A gravação foi feita da janela da cápsula Orion e rapidamente chamou atenção por mostrar a Terra como uma pequena esfera azul e branca desaparecendo lentamente atrás da superfície cinzenta e craterada do satélite natural.
Além da beleza visual, o momento também representa um símbolo importante da nova era da exploração espacial tripulada, que busca levar humanos novamente à Lua e, futuramente, até Marte.
O que torna esse fenômeno tão especial?
O chamado pôr da Terra acontece quando, do ponto de vista de um observador próximo à Lua, o planeta Terra desaparece atrás do horizonte lunar. Trata-se do inverso do famoso “nascer da Terra”, imagem histórica registrada durante a missão Apollo 8 em 1968. Neste novo registro, alguns fatores chamaram atenção:
- O vídeo foi gravado com um simples iPhone, e não com equipamento cinematográfico;
- A cena aconteceu no chamado lado oculto da Lua, região que não pode ser vista da Terra;
- O fenômeno foi capturado sem cortes ou edições;
- A gravação reforça a perspectiva real que astronautas têm durante missões lunares.
Por isso, o vídeo ganhou enorme repercussão e reacendeu o fascínio popular pela exploração espacial.
O lado oculto da Lua e a visão mais rara do espaço
O sobrevoo ocorreu na face da Lua que permanece invisível para observadores terrestres. Isso acontece porque o satélite possui rotação sincronizada com sua órbita, mostrando sempre a mesma face para o nosso planeta.

Durante essa passagem, a tripulação da Artemis II teve acesso a uma visão extremamente rara: a Terra se escondendo atrás do relevo lunar, cercado por crateras e montanhas antigas.
Esse tipo de observação não é apenas visualmente impressionante, mas também reforça a dimensão real das missões espaciais. Ver a Terra pequena e distante ajuda a compreender o quão delicada é nossa presença no cosmos.

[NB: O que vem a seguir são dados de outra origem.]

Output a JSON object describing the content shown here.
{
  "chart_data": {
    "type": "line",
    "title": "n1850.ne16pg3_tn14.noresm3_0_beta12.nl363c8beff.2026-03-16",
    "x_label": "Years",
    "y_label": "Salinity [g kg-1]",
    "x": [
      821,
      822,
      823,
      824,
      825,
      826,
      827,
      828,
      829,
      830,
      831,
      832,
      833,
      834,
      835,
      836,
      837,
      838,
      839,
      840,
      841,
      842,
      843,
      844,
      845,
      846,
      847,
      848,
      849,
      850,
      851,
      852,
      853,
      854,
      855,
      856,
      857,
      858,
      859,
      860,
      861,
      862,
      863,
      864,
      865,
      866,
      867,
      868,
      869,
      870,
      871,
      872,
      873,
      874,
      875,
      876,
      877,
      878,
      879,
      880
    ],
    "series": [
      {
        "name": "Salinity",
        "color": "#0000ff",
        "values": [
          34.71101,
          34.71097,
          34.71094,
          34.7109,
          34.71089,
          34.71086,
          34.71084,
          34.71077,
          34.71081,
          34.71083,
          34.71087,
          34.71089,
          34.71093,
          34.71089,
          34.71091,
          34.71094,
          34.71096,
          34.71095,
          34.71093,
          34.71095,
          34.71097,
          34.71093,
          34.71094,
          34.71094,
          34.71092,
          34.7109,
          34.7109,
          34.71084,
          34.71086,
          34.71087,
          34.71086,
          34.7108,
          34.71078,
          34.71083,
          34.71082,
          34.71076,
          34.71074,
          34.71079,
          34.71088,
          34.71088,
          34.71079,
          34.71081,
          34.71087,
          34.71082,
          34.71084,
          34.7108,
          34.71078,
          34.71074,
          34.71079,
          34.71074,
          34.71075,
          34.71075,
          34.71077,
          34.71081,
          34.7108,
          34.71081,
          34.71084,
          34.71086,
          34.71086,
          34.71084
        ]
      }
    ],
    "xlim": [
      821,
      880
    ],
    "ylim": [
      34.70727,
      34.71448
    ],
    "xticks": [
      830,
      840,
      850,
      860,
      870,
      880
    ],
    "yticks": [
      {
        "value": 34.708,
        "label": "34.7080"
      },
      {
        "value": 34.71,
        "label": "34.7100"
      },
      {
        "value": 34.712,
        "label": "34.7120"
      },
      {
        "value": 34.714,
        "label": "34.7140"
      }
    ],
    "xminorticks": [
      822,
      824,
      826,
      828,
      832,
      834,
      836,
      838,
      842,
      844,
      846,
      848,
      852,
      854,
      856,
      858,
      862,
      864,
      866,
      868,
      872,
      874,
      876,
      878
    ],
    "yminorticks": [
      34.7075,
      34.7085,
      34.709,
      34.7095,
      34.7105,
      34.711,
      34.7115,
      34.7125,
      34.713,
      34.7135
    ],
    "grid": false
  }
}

Artemis prepara o retorno humano à Lua
A missão Artemis II marcou o retorno de astronautas às proximidades da Lua pela primeira vez desde a Apollo 17, em 1972. O objetivo principal é testar sistemas fundamentais para futuras missões tripuladas.
Enquanto isso, a NASA já avança nas próximas etapas do programa. O estágio central do foguete da Artemis III foi recentemente transportado para preparação no Centro Espacial Kennedy, na Flórida.
Essa missão terá papel estratégico ao validar manobras de acoplamento entre a nave Orion e veículos espaciais comerciais, como os desenvolvidos pela SpaceX e pela Blue Origin.
O caminho até Marte começa pela Lua
Embora a Artemis III ainda não represente o retorno definitivo à superfície lunar, ela é parte essencial desse processo. A expectativa é que a Artemis IV, prevista para 2028, realize o primeiro pouso humano na Lua em mais de cinco décadas.
Além disso, todo esse programa serve como preparação para o objetivo mais ambicioso da exploração espacial moderna: levar astronautas até Marte.
Assim, um simples vídeo gravado com celular acabou se tornando muito mais do que um registro bonito, ele representa um lembrete poderoso de que a humanidade está, mais uma vez, avançando rumo ao espaço profundo.